Until a few years ago, the small city of Ghent in Belgium struggled with traffic and smog in its city center. Then, in 2017, the city adopted a new traffic plan to limit non-essential cars from its center and used a tactical urbanism approach to make the change cheaply, adding planters and simple concrete barriers to block off roads and cameras to help with enforcement. Now more than a third of residents commute by bike, and smog is no longer such a problem.
Following in Ghent’s footsteps, the small city of York plans to ban most cars from its medieval city center by 2023. As with other cities designed before the existence of cars—York was first settled by the Romans in 71 AD—it’s better suited for walking than driving. It has the same street plan as it did when “the Vikings were here”, and it’s not designed to take the volume of cars seen now, which leads to congestion.

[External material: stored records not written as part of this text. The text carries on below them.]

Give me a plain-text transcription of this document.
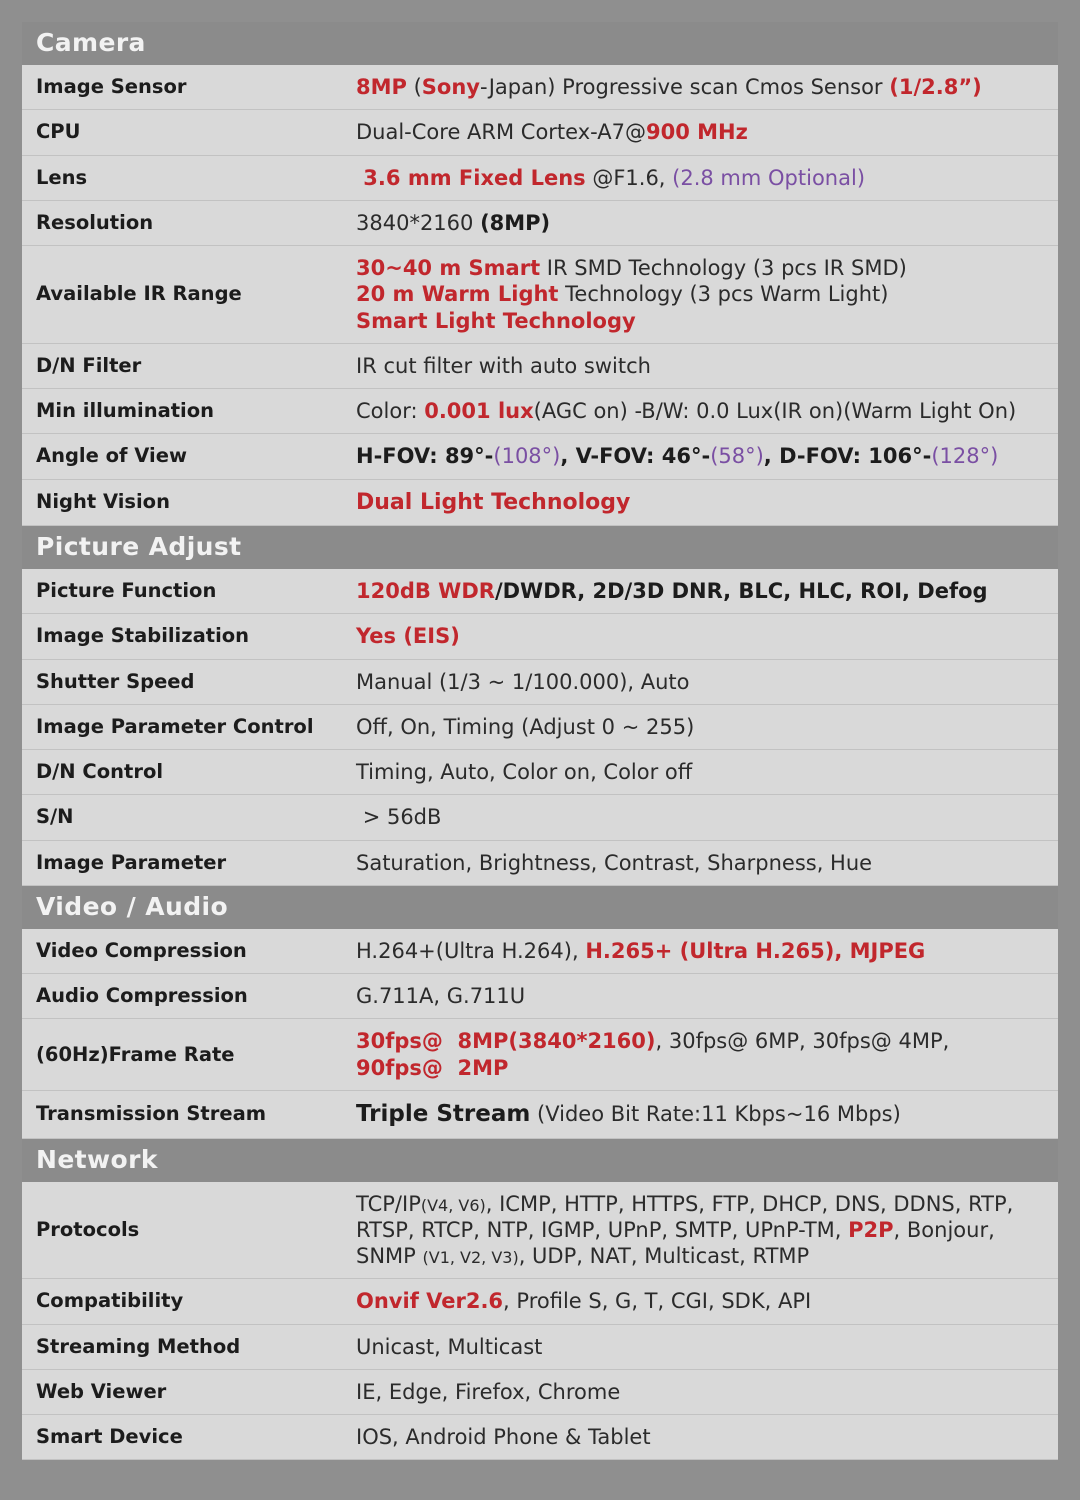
Camera	
Image Sensor	8MP (Sony-Japan) Progressive scan Cmos Sensor (1/2.8”)
CPU	Dual-Core ARM Cortex-A7@900 MHz
Lens	3.6 mm Fixed Lens @F1.6, (2.8 mm Optional)
Resolution	3840*2160 (8MP)
Available IR Range	30~40 m Smart IR SMD Technology (3 pcs IR SMD)
20 m Warm Light Technology (3 pcs Warm Light)
Smart Light Technology

D/N Filter	IR cut filter with auto switch
Min illumination	Color: 0.001 lux(AGC on) -B/W: 0.0 Lux(IR on)(Warm Light On)
Angle of View	H-FOV: 89°-(108°), V-FOV: 46°-(58°), D-FOV: 106°-(128°)
Night Vision	Dual Light Technology
Picture Adjust	
Picture Function	120dB WDR/DWDR, 2D/3D DNR, BLC, HLC, ROI, Defog
Image Stabilization	Yes (EIS)
Shutter Speed	Manual (1/3 ~ 1/100.000), Auto
Image Parameter Control	Off, On, Timing (Adjust 0 ~ 255)
D/N Control	Timing, Auto, Color on, Color off
S/N	> 56dB
Image Parameter	Saturation, Brightness, Contrast, Sharpness, Hue
Video / Audio	
Video Compression	H.264+(Ultra H.264), H.265+ (Ultra H.265), MJPEG
Audio Compression	G.711A, G.711U
(60Hz)Frame Rate	30fps@  8MP(3840*2160), 30fps@ 6MP, 30fps@ 4MP,
90fps@  2MP

Transmission Stream	Triple Stream (Video Bit Rate:11 Kbps~16 Mbps)
Network	
Protocols	TCP/IP(V4, V6), ICMP, HTTP, HTTPS, FTP, DHCP, DNS, DDNS, RTP,
RTSP, RTCP, NTP, IGMP, UPnP, SMTP, UPnP-TM, P2P, Bonjour,
SNMP (V1, V2, V3), UDP, NAT, Multicast, RTMP

Compatibility	Onvif Ver2.6, Profile S, G, T, CGI, SDK, API
Streaming Method	Unicast, Multicast
Web Viewer	IE, Edge, Firefox, Chrome
Smart Device	IOS, Android Phone & Tablet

The city now has to figure out how the car ban will actually work and will begin meeting with residents to figure out the details. The ban only applies to “non-essential” private cars, so the streets won’t be completely free of vehicles—delivery trucks, taxis, disabled drivers, buses, and others will still be able to drive in the area.
But by dramatically reducing the number of cars, the city expects that buses will be able to move more quickly, making public transportation more appealing, and biking will feel safer, so more people choose to bike.
If York can manage to make its city car-free, it could provide a blueprint that other small, older cities can follow.